The Republic, c.2016-17
Dismayed by the unsettling dialogue engulfing the American presidential election of 2016, I set out to investigate a country built in the most beautiful language and lofty visions. My interest was to explore the ideals, architecture, expression and idolatry of significant figures in our history - the ambitious goals of our founders versus the harsh contradictions of slavery, slaughter of indigenous people and profiteering land grabs. I thought a lot about the elegance of thought and speech and debate, which furthered the country’s laws and protections for lands and citizenry. I thought a lot about the caustic knee-jerk, childish rhetoric and gang-bang mentality sweeping through conservative America. I didn’t expect by year’s end to be dealing with fascism and a thuggish plutocracy, aided and abetted by foreign intervention.

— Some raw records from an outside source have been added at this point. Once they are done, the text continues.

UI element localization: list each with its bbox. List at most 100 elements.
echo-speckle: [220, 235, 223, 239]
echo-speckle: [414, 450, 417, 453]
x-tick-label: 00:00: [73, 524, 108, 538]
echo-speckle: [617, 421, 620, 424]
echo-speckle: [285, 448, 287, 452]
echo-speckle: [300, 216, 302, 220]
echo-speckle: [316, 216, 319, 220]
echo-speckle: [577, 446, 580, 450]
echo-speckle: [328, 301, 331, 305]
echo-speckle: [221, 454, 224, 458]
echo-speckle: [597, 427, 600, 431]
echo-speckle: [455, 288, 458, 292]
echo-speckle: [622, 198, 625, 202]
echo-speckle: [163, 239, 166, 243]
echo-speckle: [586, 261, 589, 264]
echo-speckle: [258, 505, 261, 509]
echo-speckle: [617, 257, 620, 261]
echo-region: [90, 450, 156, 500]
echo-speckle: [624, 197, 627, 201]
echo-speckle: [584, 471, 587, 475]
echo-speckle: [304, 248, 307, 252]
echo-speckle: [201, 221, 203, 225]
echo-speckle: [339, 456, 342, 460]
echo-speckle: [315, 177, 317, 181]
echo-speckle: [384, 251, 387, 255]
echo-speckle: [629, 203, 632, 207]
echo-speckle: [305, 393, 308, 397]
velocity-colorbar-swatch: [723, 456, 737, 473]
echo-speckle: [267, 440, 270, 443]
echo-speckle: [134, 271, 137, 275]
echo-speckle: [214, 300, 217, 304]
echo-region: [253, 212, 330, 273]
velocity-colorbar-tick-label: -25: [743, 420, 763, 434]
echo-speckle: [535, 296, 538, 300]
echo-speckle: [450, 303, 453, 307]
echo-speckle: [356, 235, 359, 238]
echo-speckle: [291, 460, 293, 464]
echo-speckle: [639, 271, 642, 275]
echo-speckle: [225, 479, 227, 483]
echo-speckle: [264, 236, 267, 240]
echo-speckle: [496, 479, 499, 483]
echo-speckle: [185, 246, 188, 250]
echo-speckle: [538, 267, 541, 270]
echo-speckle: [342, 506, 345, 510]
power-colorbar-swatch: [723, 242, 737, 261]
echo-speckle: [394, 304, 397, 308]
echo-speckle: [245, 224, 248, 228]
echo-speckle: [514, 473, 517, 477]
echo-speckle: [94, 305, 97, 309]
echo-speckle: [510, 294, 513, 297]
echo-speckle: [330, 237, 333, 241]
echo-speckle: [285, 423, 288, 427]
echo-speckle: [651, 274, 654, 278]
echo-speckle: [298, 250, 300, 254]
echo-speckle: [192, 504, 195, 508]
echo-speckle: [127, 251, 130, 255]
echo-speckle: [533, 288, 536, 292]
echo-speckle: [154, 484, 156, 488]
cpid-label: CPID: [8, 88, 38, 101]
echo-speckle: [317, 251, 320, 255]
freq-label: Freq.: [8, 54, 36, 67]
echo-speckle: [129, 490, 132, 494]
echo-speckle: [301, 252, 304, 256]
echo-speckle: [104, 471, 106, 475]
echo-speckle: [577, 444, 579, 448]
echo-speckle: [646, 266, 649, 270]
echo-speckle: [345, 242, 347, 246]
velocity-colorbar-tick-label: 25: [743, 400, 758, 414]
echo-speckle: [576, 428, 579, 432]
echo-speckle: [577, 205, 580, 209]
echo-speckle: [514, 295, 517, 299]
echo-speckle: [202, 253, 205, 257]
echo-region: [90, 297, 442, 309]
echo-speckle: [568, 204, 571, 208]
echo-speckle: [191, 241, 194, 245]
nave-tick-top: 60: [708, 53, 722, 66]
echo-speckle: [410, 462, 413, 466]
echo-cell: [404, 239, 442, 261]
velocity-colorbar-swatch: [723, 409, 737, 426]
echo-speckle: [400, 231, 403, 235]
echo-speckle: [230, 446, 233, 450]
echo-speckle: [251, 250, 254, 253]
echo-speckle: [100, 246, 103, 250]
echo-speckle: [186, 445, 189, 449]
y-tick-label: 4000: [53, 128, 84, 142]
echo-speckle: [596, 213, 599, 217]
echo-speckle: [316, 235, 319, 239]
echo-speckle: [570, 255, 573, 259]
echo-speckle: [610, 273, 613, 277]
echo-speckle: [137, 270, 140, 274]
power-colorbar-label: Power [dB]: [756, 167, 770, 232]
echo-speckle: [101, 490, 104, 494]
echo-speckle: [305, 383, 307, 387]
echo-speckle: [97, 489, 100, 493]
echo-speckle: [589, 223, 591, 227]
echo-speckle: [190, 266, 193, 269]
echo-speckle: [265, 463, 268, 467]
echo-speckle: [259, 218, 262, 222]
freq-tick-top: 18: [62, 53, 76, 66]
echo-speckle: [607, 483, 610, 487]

While seeking to understand the United States, I also needed to understand the role of my own family. Until a few years ago, I was aware only of the agrarian roots of much of my ancestors and late 19th century arrivals from Europe. In exploring the full direct lineage, the trail has led to the earliest colonists; officers in the Revolutionary War; to soldiers in both the Union Army and the Confederacy; to the struggling and the well-heeled; farmers and women who died of influenza and in child birth. When the research led to several of my ancestors who owned slaves, and some who were directly connected to the roots of plantation culture, I felt a shudder of responsibility I hoped to never feel. A lifetime of liberal politics and egalitarian beliefs did not prepare me to hit that wall.
How does one reconcile a heritage built both by the enslaved and the colonists? Patriotism is complex. My country straddles a morality stuck between a progressive future and an extremist past which has catapulted into the present. In creating works for The Republic I wrestle with all of it – a baptism by fire. We can’t get over it. We must go through it.